The Tokyo Institute of Technology built a high-performance computer (HPC) system based on the latest model of Nvidia Corp's graphics processing unit (GPU) and started its operation.
The news was announced at Super Computing 2008, an HPC-related international conference and exhibition.
The institute built the "Tsubame Grid Cluster (Tsubame)" HPC system in 2006 and achieved a computing speed of 38.18TFLOPS in a floating-point calculation using "double precision" arithmetic, which can handle 64-bit or greater bit numbers. And the system took seventh place in the global "Top 500" ranking of HPC systems in June 2006.
Although the institute continued improving the performance, it failed to keep up with the rapid increase in computing speed of HPC systems around the world. And Tsubame dropped to 24th in the ranking in June 2008, with a computing speed of 67.7TFLOPS.
The latest system was built by externally adding 170 units of the "Tesla S1070," a rack-type arithmetic unit consisting of four GPU products just announced by Nvidia Corp on Nov 18, 2008, to the existing Tsubame system.
"It took about a week to add the (Tesla S1070) units in mid-October," said Satoshi Matsuoka, a professor at the Global Scientific Information and Computing Center of the institute. "I knew we could do it."
The Tesla S1070 has the maximum computing power of 4.1TFLOPS based on 32-bit single precision arithmetic. The total performance of 170 units (so-called peak performance) is 697TFLOPS (= 4.1TFLOPS x 170). Combined with the computing power of the existing Tsubame, the peak performance of the entire system reaches 910TFLOPS. In terms of figures, the new system has the world's top-class performance, which is slightly lower than 1PFLOPS.
"The system would probably be ranked in the top 10 in the world if it was evaluated based on single precision arithmetic," a researcher at the institute said.
However, double precision arithmetic is a necessary item for the Top 500 ranking. Meanwhile, Nvidia's GPU is the first model to fully support double precision arithmetic, and its computing speed for double precision arithmetic is significantly lower than that for single precision arithmetic. The computing power of the additional system based on the double precision arithmetic is 59TFLOPS even at its peak performance.
As a result, the peak performance of the entire system based on double precision arithmetic is only 170TFLOPS. The effective performance measured by "Linpack," a program used to solve simultaneous linear equations in the evaluation for the Top 500 ranking, was 77.48TFLOPS. The new system was unable to move up in the latest ranking and ended up in 29th place.
Regarding the poor results, Matsuoka pointed out the two reasons, (1) a lack of adjustment due to the suddenness of the work and (2) a mismatch between the system and Linpack.
"We could achieve about 90TFLOPS even with Linpack if we adjusted the system properly, but this application is rather disadvantageous for our system," he said. "With some tweaking, even single precision arithmetic can achieve good results in most of scientific calculations.
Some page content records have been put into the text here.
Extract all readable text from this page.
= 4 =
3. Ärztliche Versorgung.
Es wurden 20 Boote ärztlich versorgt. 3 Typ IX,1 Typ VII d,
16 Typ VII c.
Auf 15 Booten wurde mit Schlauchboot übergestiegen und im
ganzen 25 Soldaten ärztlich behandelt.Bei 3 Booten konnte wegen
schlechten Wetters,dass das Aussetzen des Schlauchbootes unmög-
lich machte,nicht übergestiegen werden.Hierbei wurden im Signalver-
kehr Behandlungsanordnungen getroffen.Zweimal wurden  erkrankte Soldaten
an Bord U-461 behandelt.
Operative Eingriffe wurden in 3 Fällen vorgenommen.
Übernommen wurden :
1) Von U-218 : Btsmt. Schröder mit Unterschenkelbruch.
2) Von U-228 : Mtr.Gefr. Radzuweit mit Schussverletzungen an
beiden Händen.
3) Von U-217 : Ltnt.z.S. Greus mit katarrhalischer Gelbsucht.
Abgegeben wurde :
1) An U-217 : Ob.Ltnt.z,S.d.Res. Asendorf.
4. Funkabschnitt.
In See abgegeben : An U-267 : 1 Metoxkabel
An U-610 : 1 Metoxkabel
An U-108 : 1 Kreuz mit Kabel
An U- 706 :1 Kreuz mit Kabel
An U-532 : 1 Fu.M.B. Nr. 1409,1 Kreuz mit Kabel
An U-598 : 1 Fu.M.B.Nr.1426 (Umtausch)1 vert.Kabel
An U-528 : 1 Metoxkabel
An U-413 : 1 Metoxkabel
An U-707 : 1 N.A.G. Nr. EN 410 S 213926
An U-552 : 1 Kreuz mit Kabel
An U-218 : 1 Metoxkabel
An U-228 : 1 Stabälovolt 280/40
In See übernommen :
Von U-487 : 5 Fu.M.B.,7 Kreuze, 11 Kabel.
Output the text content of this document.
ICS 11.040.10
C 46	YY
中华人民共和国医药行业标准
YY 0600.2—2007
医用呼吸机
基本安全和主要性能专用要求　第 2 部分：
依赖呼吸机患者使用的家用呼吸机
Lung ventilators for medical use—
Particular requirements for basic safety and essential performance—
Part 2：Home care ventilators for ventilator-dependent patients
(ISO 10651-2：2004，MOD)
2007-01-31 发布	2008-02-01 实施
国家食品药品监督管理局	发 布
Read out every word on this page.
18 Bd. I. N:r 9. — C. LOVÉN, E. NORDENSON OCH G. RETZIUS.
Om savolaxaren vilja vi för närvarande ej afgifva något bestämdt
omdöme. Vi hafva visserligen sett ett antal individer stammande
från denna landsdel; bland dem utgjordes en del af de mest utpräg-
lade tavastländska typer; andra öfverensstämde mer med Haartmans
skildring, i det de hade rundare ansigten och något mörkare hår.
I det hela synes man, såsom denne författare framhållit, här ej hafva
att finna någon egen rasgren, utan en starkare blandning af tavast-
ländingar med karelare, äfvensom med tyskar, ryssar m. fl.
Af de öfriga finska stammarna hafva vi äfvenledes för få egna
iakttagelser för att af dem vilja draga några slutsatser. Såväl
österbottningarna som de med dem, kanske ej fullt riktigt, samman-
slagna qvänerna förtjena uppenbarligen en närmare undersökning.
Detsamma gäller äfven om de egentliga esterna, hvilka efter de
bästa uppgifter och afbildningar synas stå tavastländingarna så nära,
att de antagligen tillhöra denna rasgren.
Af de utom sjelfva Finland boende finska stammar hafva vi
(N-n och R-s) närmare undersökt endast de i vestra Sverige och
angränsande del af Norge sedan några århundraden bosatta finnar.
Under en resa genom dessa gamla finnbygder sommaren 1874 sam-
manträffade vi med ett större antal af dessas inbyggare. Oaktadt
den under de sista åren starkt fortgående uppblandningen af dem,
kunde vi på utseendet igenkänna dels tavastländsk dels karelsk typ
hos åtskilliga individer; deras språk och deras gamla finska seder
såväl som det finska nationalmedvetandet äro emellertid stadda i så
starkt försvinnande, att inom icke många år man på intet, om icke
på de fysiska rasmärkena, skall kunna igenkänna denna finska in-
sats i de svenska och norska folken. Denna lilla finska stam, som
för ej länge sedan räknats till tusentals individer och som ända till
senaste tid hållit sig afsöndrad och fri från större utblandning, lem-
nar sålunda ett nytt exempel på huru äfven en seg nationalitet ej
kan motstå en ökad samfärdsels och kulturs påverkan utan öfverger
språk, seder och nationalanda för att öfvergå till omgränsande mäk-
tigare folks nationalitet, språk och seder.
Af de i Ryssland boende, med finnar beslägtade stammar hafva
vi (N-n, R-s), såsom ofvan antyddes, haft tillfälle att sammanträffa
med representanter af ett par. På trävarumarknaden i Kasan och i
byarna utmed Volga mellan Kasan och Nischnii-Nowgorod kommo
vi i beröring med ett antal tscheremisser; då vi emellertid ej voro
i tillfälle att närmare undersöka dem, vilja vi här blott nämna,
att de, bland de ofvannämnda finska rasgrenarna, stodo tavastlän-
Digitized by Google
With our latest efforts to enhance performance, our system acquired computing power that is virtually on par with the top-ranking systems in the world."
For use in workstations, the Nvidia's latest GPU is called the "Tesla C1060" and operated at 1.296GHz. The Tesla S1070 has the same hardware configuration as the Tesla C1060 but operates at 1.44GHz and has a slightly higher computing power.